Below is an example to zip and password protect all files in the current folder to a file named test.zip

wzzip -spassword d:\temp\test.zip *.*

[You guessed it right the password set in above case will be “password” and you can set it as you like]

Have fun with zipping and protecting your Informatica generated files 🙂

 

How to avoid Null = Null comparisons in Informatica lookup transformation

Informatica lookup transformation by default evaluates Null = Null condition to be true. This means if you do not explicitly take care of passing Not Null values to lookup input ports then the lookup might return random records from the lookup source. It is not certain if this is a bug or done intentionally by Informatica.

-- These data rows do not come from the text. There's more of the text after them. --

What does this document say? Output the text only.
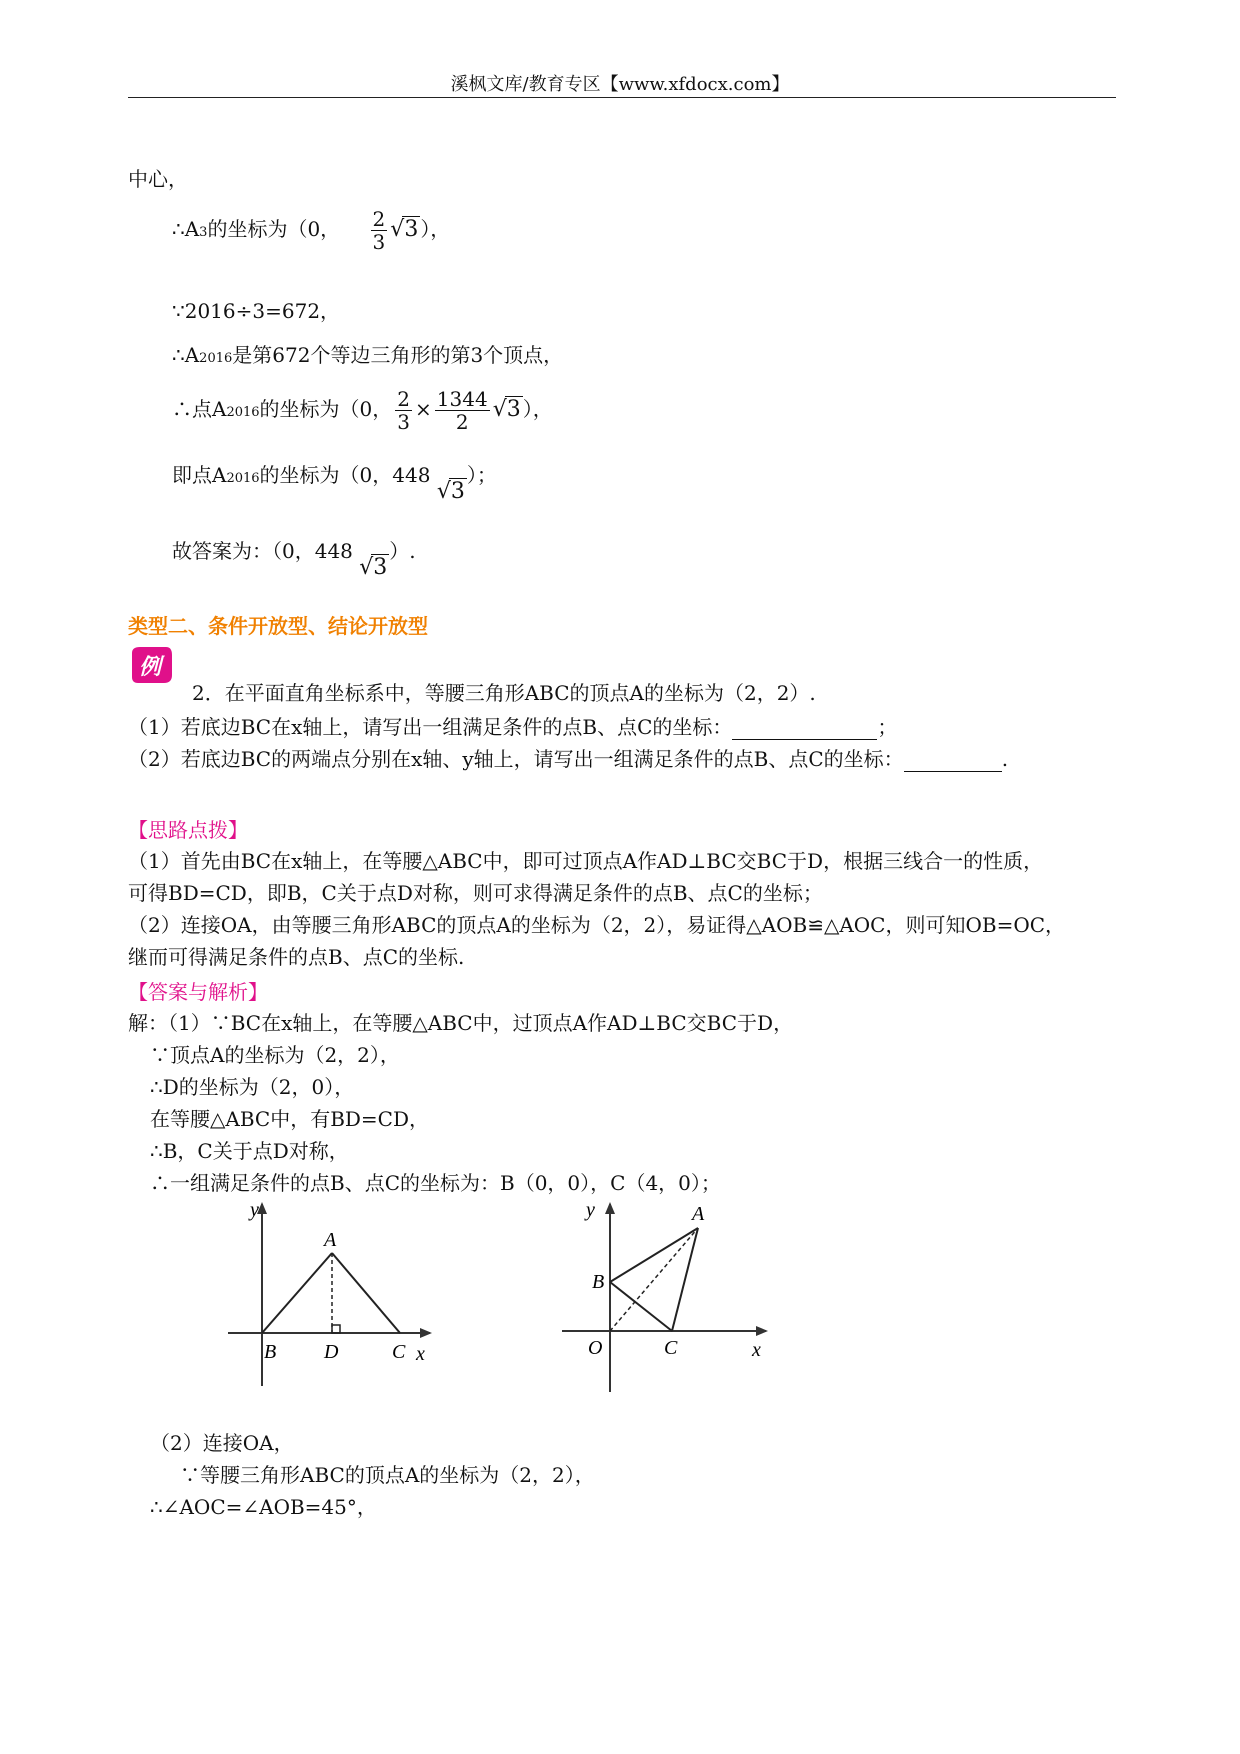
溪枫文库/教育专区【www.xfdocx.com】
中心，
∴A3的坐标为（0， $\frac{2}{3} √3$ ），
∵2016÷3=672，
∴A2016是第672个等边三角形的第3个顶点，
∴点A2016的坐标为（0， $\frac{2}{3} \times \frac{1344}{2} √3$ ），
即点A2016的坐标为（0，448 √3）；
故答案为：（0，448 √3）.
类型二、条件开放型、结论开放型
例
2．在平面直角坐标系中，等腰三角形ABC的顶点A的坐标为（2，2）.
（1）若底边BC在x轴上，请写出一组满足条件的点B、点C的坐标：	；
（2）若底边BC的两端点分别在x轴、y轴上，请写出一组满足条件的点B、点C的坐标：	.
【思路点拨】
（1）首先由BC在x轴上，在等腰△ABC中，即可过顶点A作AD⊥BC交BC于D，根据三线合一的性质，
可得BD=CD，即B，C关于点D对称，则可求得满足条件的点B、点C的坐标；
（2）连接OA，由等腰三角形ABC的顶点A的坐标为（2，2），易证得△AOB≌△AOC，则可知OB=OC，
继而可得满足条件的点B、点C的坐标.
【答案与解析】
解：（1）∵BC在x轴上，在等腰△ABC中，过顶点A作AD⊥BC交BC于D，
∵顶点A的坐标为（2，2），
∴D的坐标为（2，0），
在等腰△ABC中，有BD=CD，
∴B，C关于点D对称，
∴一组满足条件的点B、点C的坐标为：B（0，0），C（4，0）；
y
A
B D	C x
y	A
B
O	C	x
（2）连接OA，
∵等腰三角形ABC的顶点A的坐标为（2，2），
∴∠AOC=∠AOB=45°，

People from Oracle background might not realize this until it is too late because in Oracle Null = Null is evaluated to False.

It is a good coding practice to explicitly check all lookup input ports in an expression transformation for Null values before passing them to the lookup transformation.

The most common way of doing this is to use NVL function to replace null values with default characters. It will ensure none of the input ports are Null.

This is a kind of bug which can easily slip through to production environment. In order to avoid this it is advisable to have this in the review items checklist.

 

How to reduce the size of cache files created by an Informatica session

Informatica at run time creates different types of cache files depending on the transformations used in the mapping and configuration of the session.

Sometimes the cache file size can get so huge that the whole disk gets used up which causes fatal errors in other parallel running workflows and sessions. Huge cache files are also a performance bottleneck and the design should factor in steps to minimize the cache file size.

Following two steps can help in reducing the cache file size created by Informatica sessions:-

1. Joiner Cache and Aggregator cache can be reduced greatly if you provide them sorted inputs and check the sorted input flag in the config tab. Sorted input can be provided by passing data through a sorter transformation or sorting at database level in Source qualifier.

2. Lookup cache can be reduced if you only include the columns needed in the condition, return or output ports of the lookup i.e. by removing any other columns from the ports tab. Further improvement in lookup cache can be achieved by using sql query override to limit the rows by using a where clause to limit the overall lookup dataset.

Hope these two steps help you in preventing any unexpected failures at runtime due to space constraints

How to return multiple columns from an Unconnected Lookup in Informatica

A lookup transformation configured as an Unconnected Lookup can only return one port. However, there are times when you need to quickly modify a mapping to return more than one port from the unconnected lookup.

There are two ways to do this:-
1. To convert the unconnected lookup to a connected lookup in the pipeline and then take out all the required ports

2. To use Lookup Sql query override to concatenate multiple columns with a common delimiter and return the concatenated value.

The second option is like a hack and saves your time required to change the configuration of a lookup from unconnected to connected.

However, a point to remember is that it only works if the lookup is on a database table. In case of lookups on flat files the sql query override option is not available.

Once you concatenate multiple fields using sql query override you can again separate them out in the calling expression transformation by using substr and instr functions of Informatica and assign the resulting values to individual ports or variables.

Hope this helps and do let me know if you need more details on this technique.

What happens when a Return port is not specified in an Unconnected Informatica Lookup

An unconnected lookup in Informatica can return only one port’s value. This is usually the port which is marked as ‘R’ in the Ports tab of the lookup transformation

But if there is only one Output port in the lookup transformation and all the other other ports are the ones used in the condition of the lookup, the unconnected lookup by default returns the output port. There is no need of specifying the return port.

However if there are multiple output ports, it is mandatory to specify the return port.